二人が同い年で戦い慣れている筈の奏空が座り込むほど消耗しているという事は、普段以上に気合いを入れ過ぎたせいなのかもしれない。
「やれやれ、ですね」
「まあ、これぐらいなら楽勝だな!」
既に非覚醒状態になった槐がこれで終わりだと言わんばかりに溜息をつき、肩に槍を担いだ枢紋が笑う。その姿は非常に落ち着いており、最早この程度の敵では相手にならないのかもしれない。
「これ、薬缶の中に……キツネの子供が入ってるんよ……」
「有用なサンプルであることを祈ったが……倒せば正体見たりと詰まらんものが転がり出る、か」
興味津々と真っ先に中身を覗き込んだ凛が固まりかけているのに対し、維摩は特に興味も無さそうに返す。

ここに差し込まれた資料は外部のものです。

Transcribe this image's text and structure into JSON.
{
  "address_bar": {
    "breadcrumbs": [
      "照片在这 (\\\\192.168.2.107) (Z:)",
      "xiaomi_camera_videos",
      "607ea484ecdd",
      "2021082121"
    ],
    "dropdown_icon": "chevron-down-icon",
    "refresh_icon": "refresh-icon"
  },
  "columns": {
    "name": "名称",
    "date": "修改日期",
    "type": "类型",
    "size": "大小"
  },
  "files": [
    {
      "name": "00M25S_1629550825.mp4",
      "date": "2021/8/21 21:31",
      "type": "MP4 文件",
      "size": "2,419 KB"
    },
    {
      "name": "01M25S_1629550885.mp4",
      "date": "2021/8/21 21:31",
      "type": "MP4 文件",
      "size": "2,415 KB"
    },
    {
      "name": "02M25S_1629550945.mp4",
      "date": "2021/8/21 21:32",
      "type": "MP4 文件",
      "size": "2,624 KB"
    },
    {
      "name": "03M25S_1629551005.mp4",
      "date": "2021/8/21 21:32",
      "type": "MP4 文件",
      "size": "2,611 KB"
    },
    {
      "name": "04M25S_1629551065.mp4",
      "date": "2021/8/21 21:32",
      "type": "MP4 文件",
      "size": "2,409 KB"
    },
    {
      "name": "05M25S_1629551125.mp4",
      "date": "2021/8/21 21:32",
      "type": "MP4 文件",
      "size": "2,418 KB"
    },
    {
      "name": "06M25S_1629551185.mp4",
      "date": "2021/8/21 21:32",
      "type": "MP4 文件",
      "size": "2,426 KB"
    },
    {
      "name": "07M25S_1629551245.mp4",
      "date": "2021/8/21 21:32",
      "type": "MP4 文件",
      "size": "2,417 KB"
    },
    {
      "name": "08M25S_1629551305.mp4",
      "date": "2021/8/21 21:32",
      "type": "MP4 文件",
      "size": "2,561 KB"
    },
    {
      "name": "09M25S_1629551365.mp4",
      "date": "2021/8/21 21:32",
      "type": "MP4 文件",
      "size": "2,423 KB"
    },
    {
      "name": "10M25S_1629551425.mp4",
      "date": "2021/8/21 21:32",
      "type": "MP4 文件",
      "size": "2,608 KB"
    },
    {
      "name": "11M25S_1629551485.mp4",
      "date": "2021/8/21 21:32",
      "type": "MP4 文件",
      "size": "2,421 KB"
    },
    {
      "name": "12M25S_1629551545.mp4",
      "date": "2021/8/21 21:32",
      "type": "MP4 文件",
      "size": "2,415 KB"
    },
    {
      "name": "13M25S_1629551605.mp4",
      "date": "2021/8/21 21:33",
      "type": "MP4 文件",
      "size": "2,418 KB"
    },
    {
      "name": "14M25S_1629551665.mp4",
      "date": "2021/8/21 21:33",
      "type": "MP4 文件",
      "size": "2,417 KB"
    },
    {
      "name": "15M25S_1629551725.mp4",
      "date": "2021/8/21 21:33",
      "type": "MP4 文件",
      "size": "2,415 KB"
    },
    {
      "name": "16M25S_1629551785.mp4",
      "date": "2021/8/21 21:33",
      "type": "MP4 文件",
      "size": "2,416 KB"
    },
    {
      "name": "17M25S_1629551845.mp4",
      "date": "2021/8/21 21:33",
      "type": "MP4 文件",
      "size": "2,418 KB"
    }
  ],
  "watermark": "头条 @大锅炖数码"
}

「狐の茶釜は福を分けてくれないかな。ま、必要になったら自分で探すか」
そんな二人の声を聞き、ともやも小さく肩を竦めた。良く解らないモノの正体も暴いてしまえばこの程度だ。
「それにしても、何でぶんぶく茶釜って言われて怒ったんだろ? うーん……アタシが『板チョコはどのメーカーも同じ』って言われるのが嫌なのと似たようなこと?」
そんなカノエの疑問がポツリと零れるが、それに応えられる者は誰も居なかったのだとか……。